Setelah dicari tahu lebih dalam, gangguan bahasa ini ternyata menurun dari orang tua. Laksmi sendiri mengidap diskalkulia, kebalikan disleksia, yang mana dia kesulitan memahami konsep angka atau matematika.
Hadapi Bullying
Ketidakmampuan membaca dan menulis yang dialami putrinya ini menimbulkan berbagai macam bullying. Tidak hanya dari masyarakat sekitar, tapi juga guru di sekolah.
Sambil berkaca-kaca, Laksmi bercerita pernah ada seorang guru yang bertanya “Ibu tidak salah menyekolahkan putrinya di sini?” tanya sang guru.
Dengan tegas Laksmi menjawab bahwa dia tidak salah menyekolahkan putrinya di tempat itu. Guru tersebut menjawab dengan pernyataan menohok, “Ibu tahu, dia tidak pantas sekolah di sini!,” kata guru tersebut.
Laksmi merasa apa yang dikatakan guru tersebut tidak pantas. Ini karena apa yang dialaminya adalah takdir. Artinya, kehadiran anaknya di dunia ini adalah takdir dari Tuhan.
“Anak saya tidak mendapat rapor, sampai dia tanya, ibu aku tidak dapat rapor teman-teman dapat, terus aku nasibnya bagaimana?” kata psikolog alumni Universitas Surabaya ini menirukan ucapan anaknya.

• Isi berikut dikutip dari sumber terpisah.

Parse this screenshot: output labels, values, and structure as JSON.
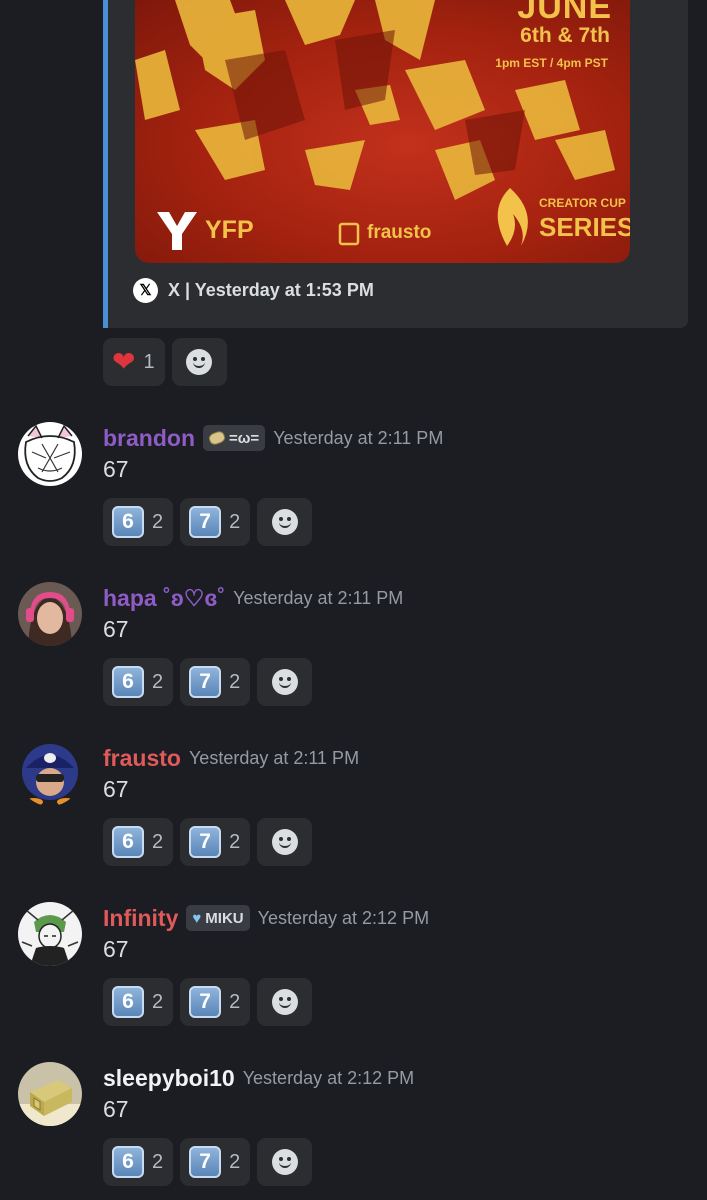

Pengalamannya ini membuat sang anak sempat tidak ingin melanjutkan sekolah. Dia mau sekolah asalkan ditemani dengan ayahnya.
“Perjuangan seorang ibu yang punya anak ABK itu setiap hari menangis. Karena apa yang terjadi besok itu kami nggak tahu, tergantung emosi anaknya. Jadi orang tua harus punya strategi A sampai Z untuk menangani itu,” bebernya.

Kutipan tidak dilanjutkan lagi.